Category: security (moderate)
Bug References: 1041744,1046821,1047277,1047729,1048155,1050256,1055493,1066175,1077885
CVE References: CVE-2017-10810
Sources used:
SUSE Linux Enterprise Workstation Extension 12-SP3 (src):    drm-4.9.33-4.11.1
SUSE Linux Enterprise Desktop 12-SP3 (src):    drm-4.9.33-4.11.1
Comment 18 Carlos Robinson 2018-03-12 00:33:34 UTC
Tested with openSUSE-Leap-15.0-DVD-x86_64-Build153.1-Media.iso

Minas-Anor:~ # rpm -q drm-kmp-default
package drm-kmp-default is not installed

and the machine seems to work perfectly.


On Leap 42.3, however, the package was automatically reinstalled by YaST online update. I noticed the artifacts and found the package installed. I had to taboo it.
Comment 19 Swamp Workflow Management 2018-03-19 16:40:10 UTC
This is an autogenerated message for OBS integration:
This bug (1077885) was mentioned in
https://build.opensuse.org/request/show/588685 42.3 / drm
Comment 20 Swamp Workflow Management 2018-03-20 12:30:39 UTC
This is an autogenerated message for OBS integration:
This bug (1077885) was mentioned in
https://build.opensuse.org/request/show/589148 42.3 / drm
Comment 21 Swamp Workflow Management 2018-03-23 11:08:47 UTC
openSUSE-RU-2018:0782-1: An update that has 6 recommended fixes can now be installed.

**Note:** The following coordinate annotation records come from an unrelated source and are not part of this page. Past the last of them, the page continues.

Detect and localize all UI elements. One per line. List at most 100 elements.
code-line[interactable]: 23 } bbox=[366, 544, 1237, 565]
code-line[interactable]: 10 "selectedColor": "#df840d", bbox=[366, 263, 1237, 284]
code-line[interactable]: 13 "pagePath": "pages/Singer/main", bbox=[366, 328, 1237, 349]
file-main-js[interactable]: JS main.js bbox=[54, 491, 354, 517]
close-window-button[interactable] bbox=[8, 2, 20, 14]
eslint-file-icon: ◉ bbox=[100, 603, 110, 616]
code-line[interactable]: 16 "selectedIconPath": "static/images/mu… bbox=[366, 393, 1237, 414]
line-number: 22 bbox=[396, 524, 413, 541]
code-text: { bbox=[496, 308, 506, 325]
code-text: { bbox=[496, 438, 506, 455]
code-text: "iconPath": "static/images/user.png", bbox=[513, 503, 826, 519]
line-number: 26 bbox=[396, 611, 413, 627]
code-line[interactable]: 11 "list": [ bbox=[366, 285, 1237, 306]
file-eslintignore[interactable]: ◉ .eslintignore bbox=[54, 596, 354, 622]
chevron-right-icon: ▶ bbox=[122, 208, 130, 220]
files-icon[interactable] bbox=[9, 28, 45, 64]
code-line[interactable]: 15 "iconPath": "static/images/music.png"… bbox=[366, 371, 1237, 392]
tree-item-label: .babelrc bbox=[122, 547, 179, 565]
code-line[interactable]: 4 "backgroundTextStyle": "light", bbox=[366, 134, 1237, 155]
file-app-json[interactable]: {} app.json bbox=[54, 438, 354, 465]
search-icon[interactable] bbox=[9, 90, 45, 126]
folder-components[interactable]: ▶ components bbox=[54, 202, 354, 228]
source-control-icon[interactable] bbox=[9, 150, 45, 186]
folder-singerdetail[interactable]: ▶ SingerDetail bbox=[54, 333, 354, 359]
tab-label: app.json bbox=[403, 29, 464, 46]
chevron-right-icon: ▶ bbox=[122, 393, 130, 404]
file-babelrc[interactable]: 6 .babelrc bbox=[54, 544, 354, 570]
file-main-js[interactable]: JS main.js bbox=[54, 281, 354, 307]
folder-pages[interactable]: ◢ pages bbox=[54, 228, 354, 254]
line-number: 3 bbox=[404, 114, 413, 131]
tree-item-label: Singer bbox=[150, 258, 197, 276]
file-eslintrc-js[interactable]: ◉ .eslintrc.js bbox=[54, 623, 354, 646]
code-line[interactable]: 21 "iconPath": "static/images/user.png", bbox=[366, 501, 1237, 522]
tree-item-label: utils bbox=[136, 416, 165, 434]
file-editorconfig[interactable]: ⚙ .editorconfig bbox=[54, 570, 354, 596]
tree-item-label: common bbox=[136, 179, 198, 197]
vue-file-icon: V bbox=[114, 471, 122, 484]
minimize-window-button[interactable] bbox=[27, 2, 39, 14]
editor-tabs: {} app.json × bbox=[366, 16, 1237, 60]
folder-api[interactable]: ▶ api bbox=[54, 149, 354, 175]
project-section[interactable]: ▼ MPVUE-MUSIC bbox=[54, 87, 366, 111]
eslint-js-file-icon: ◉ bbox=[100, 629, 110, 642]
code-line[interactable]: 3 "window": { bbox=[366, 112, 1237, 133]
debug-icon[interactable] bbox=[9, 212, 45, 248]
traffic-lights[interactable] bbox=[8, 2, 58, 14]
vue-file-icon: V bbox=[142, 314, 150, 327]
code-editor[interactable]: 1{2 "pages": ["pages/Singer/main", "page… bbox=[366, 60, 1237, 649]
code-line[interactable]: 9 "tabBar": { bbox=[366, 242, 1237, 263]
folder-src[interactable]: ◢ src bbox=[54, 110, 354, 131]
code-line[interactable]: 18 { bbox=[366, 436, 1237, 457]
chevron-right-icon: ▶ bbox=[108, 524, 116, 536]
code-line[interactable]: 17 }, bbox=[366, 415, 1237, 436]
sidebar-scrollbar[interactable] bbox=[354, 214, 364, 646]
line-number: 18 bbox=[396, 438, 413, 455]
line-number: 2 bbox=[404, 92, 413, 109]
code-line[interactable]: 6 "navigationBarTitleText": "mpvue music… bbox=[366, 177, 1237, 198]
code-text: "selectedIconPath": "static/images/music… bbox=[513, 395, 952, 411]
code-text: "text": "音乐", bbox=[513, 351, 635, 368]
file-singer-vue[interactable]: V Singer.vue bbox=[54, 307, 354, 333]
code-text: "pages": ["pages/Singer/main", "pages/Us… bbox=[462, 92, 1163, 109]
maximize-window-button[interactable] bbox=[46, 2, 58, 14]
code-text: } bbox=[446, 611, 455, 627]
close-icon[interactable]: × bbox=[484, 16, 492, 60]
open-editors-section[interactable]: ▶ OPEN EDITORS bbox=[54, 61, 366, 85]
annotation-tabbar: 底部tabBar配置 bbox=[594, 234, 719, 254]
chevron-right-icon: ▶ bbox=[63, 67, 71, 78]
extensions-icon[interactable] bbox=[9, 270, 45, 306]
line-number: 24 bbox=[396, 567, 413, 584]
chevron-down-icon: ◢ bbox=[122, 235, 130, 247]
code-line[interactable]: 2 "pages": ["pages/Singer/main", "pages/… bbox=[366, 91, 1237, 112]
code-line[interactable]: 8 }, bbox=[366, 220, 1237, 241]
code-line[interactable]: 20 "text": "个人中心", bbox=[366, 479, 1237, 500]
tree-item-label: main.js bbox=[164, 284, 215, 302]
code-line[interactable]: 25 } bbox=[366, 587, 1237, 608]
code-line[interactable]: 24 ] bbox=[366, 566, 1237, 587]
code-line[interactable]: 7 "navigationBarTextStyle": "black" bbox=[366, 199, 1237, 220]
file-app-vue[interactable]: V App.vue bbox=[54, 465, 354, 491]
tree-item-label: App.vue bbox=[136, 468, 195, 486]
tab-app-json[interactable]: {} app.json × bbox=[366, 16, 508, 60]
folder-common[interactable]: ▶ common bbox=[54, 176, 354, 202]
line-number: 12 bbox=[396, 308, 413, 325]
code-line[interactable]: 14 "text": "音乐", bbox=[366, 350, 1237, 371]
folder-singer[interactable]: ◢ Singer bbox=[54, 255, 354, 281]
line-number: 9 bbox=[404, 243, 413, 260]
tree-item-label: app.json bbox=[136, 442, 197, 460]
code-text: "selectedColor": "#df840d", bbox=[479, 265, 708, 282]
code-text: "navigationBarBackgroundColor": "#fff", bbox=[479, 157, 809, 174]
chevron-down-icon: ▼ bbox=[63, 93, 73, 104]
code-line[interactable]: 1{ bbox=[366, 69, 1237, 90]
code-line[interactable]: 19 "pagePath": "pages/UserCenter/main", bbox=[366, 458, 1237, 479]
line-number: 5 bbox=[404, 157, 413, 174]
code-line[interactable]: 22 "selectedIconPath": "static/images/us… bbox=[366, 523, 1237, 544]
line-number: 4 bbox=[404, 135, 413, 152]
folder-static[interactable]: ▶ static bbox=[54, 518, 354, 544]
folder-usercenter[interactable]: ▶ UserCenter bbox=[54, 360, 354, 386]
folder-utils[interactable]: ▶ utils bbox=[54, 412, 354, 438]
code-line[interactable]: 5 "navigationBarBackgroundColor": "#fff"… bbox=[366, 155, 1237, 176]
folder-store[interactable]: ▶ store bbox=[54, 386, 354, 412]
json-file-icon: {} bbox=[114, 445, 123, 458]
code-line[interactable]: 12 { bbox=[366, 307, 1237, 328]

Category: recommended (moderate)
Bug References: 1041744,1047277,1047729,1055493,1066175,1077885
CVE References: 
Sources used:
openSUSE Leap 42.3 (src):    drm-4.9.33-10.2
Comment 22 Stefan Dirsch 2018-03-26 14:13:43 UTC
The updated drm-kmp-default package for Leap 42.3 no longer will be (re-)installed automatically for older Intel GPUs. Hardwarre Supplements in the package have been adjusted. So let's close this as fixed.